Гензель склонился над ней и прижался губами к ее холодным губам.
Потом поднялся наверх и плотно прикрыл дверь в подпол.
Гретель ждала его. На столе стоял горшок с дивно благоухающим варевом. Рядом лежала ложка.
— У нас только одна ложка, — извиняющимся тоном сказала Гретель. — Мы будем есть по очереди.
— Хорошо. Спасибо, — Гензель взялся за ложку и принялся есть. — Очень вкусно. Ты замечательно готовишь, — добавил он через некоторое время, хотя из-за волнения совершенно не чувствовал вкуса. — Совсем как мама…
Гретель просияла.
— Нет, ну что ты. Как мама, никто не может. Да здесь и невозможно. И не из чего. Печурка-то маленькая, Катрина ее сама сложила, когда привела меня, и оказалось, что меня надо чем-то кормить. Она сама так давно не ела, что подзабыла об этой дурацкой слабости смертных! — Гретель хихикнула. — А помнишь, какие у мамы были яблочные пироги?

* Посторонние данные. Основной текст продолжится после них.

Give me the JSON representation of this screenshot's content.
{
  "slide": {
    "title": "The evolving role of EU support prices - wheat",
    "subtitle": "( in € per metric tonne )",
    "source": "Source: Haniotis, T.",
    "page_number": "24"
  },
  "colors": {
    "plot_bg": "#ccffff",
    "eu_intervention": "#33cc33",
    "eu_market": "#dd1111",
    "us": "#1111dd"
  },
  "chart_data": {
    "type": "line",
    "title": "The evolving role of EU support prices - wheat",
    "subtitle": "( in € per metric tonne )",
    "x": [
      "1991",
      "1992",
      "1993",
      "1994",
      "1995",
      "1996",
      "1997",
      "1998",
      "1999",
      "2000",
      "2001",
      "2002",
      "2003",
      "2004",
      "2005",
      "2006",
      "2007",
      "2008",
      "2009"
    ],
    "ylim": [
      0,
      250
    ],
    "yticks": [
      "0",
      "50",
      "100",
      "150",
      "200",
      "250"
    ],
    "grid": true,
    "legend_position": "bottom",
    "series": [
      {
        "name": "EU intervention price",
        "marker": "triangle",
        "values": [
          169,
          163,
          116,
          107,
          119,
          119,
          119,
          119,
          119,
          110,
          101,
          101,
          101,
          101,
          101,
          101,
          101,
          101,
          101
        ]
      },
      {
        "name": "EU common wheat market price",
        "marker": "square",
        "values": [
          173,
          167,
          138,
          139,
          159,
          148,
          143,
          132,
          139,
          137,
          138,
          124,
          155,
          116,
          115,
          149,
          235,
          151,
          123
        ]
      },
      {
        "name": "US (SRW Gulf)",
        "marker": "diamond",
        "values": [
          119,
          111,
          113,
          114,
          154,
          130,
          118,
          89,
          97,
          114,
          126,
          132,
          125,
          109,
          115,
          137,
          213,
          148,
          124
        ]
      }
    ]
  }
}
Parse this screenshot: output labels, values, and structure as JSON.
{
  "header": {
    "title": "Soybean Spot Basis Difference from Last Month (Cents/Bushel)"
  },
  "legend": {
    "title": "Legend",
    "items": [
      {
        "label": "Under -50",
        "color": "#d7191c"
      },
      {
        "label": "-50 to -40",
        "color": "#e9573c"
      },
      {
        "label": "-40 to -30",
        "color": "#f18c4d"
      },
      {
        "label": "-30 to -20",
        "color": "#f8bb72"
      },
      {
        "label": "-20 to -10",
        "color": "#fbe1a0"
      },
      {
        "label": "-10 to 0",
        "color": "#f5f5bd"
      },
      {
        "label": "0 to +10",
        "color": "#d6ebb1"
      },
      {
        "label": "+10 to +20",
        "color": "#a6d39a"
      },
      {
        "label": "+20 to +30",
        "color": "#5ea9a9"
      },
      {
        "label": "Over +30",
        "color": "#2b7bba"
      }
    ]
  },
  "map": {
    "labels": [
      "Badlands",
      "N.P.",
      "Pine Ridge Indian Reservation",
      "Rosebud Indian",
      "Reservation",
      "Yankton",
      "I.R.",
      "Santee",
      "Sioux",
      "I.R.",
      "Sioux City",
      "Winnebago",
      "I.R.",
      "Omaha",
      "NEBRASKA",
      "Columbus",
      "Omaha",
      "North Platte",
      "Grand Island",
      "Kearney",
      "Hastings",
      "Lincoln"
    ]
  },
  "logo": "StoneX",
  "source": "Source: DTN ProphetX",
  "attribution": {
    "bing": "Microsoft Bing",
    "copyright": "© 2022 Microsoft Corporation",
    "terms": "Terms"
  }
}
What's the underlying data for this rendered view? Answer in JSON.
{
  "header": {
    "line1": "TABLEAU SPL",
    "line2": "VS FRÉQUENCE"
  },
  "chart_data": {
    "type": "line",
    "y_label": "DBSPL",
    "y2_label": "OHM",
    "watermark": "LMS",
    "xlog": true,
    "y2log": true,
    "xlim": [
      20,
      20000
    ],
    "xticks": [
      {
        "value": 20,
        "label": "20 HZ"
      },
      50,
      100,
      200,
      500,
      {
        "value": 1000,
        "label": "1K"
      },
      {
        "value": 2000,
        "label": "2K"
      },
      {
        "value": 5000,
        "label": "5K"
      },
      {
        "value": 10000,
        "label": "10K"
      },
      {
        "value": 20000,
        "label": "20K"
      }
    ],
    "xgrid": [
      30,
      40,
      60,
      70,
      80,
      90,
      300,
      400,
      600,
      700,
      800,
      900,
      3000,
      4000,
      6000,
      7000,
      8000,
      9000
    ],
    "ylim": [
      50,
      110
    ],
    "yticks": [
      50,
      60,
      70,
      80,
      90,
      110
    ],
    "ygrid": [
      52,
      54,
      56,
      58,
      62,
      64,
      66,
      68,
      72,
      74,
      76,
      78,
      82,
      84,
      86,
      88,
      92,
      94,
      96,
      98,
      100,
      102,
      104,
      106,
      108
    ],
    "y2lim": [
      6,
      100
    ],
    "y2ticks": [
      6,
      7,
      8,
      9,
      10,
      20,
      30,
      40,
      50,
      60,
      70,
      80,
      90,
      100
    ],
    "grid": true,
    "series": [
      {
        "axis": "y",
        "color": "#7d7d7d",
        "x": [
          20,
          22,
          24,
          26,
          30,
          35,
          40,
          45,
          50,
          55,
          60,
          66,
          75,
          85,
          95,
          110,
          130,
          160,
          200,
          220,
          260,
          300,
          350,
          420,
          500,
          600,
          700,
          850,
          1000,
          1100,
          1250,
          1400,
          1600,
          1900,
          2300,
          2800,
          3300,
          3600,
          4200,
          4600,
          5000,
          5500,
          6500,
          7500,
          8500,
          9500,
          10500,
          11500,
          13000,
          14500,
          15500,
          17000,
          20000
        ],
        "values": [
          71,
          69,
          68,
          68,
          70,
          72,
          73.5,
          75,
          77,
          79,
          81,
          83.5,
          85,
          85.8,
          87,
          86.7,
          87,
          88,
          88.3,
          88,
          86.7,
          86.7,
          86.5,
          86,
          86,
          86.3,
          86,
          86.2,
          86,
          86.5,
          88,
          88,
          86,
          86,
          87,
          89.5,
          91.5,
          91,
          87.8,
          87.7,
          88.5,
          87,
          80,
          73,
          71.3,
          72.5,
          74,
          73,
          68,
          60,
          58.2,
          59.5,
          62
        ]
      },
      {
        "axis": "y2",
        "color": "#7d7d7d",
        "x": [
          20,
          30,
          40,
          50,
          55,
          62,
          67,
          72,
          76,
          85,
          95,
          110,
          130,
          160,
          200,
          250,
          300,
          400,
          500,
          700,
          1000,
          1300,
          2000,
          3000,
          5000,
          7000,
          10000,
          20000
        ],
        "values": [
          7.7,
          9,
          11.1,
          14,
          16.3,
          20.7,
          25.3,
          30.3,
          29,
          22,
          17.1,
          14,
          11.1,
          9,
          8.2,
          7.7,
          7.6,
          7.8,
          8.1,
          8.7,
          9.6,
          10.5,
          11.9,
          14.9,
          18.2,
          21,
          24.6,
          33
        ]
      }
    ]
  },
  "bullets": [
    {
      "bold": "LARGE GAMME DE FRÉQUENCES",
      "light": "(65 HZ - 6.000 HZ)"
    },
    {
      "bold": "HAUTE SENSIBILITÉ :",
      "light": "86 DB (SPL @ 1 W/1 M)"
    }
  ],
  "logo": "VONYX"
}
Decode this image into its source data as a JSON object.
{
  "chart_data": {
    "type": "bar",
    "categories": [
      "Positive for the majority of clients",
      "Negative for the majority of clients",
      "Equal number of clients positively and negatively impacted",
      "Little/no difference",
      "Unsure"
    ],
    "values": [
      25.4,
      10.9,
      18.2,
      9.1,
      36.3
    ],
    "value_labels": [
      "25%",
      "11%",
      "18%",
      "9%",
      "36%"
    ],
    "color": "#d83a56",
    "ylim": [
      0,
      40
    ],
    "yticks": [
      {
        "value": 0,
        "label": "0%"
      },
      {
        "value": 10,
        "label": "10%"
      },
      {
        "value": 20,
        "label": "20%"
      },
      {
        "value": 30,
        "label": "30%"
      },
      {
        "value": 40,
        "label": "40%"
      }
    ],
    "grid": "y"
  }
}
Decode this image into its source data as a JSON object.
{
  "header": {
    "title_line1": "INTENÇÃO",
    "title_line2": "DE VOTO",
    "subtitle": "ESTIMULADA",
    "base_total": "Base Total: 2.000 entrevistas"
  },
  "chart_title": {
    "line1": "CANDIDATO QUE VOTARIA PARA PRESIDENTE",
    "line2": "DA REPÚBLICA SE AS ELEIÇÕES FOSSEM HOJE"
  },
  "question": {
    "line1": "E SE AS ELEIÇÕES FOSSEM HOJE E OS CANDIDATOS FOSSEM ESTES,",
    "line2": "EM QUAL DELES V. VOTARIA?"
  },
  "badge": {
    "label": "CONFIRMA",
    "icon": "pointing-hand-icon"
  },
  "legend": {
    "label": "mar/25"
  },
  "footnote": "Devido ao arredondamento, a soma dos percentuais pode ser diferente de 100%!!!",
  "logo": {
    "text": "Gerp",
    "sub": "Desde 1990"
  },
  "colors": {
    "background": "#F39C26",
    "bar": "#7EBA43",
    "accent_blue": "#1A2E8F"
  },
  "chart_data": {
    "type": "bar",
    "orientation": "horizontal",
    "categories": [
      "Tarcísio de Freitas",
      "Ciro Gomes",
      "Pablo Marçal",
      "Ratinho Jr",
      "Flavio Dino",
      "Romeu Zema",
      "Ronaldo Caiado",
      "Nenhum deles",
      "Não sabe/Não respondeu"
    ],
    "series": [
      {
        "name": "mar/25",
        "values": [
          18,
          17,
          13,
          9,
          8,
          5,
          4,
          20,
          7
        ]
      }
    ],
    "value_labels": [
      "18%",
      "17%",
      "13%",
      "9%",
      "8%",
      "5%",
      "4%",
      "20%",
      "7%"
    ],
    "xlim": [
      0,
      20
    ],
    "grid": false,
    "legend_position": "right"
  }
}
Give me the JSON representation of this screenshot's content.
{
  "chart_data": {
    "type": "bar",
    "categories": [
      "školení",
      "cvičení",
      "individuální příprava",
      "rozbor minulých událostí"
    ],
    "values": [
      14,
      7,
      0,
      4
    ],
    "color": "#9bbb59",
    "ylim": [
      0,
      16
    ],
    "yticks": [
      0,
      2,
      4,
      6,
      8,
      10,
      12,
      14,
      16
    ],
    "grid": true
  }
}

Гензель почувствовал, что к глазам у него подступают слезы. Он и забыл уже, как это — когда хочется плакать…
Кивнув, он принялся есть быстрее.
Сейчас он понял, что просил у демонов не то, что нужно ему на самом деле.
Ему нужна не месть.
Ему нужна его семья — рядом. Чтобы все вернулось.
3
Сегодня первую половину ночи у покоев Князя дежурил Мишель. Сдал пост после полуночи и решил заглянуть к Нине. Поскребся в дверь ногтем: очень ему нравилось вести себя изящно, как в Версале.
Девушка открыла мгновенно. Даже с учетом скорости перемещения вампира это было… уж слишком мгновенно.
— Ты что, стояла под дверью? — удивился Мишель. — Кого-то ждешь?
— Нет. Я металась по комнате, — угрюмо ответила Нина. — Я заламывала руки и оглашала пространство стенаниями.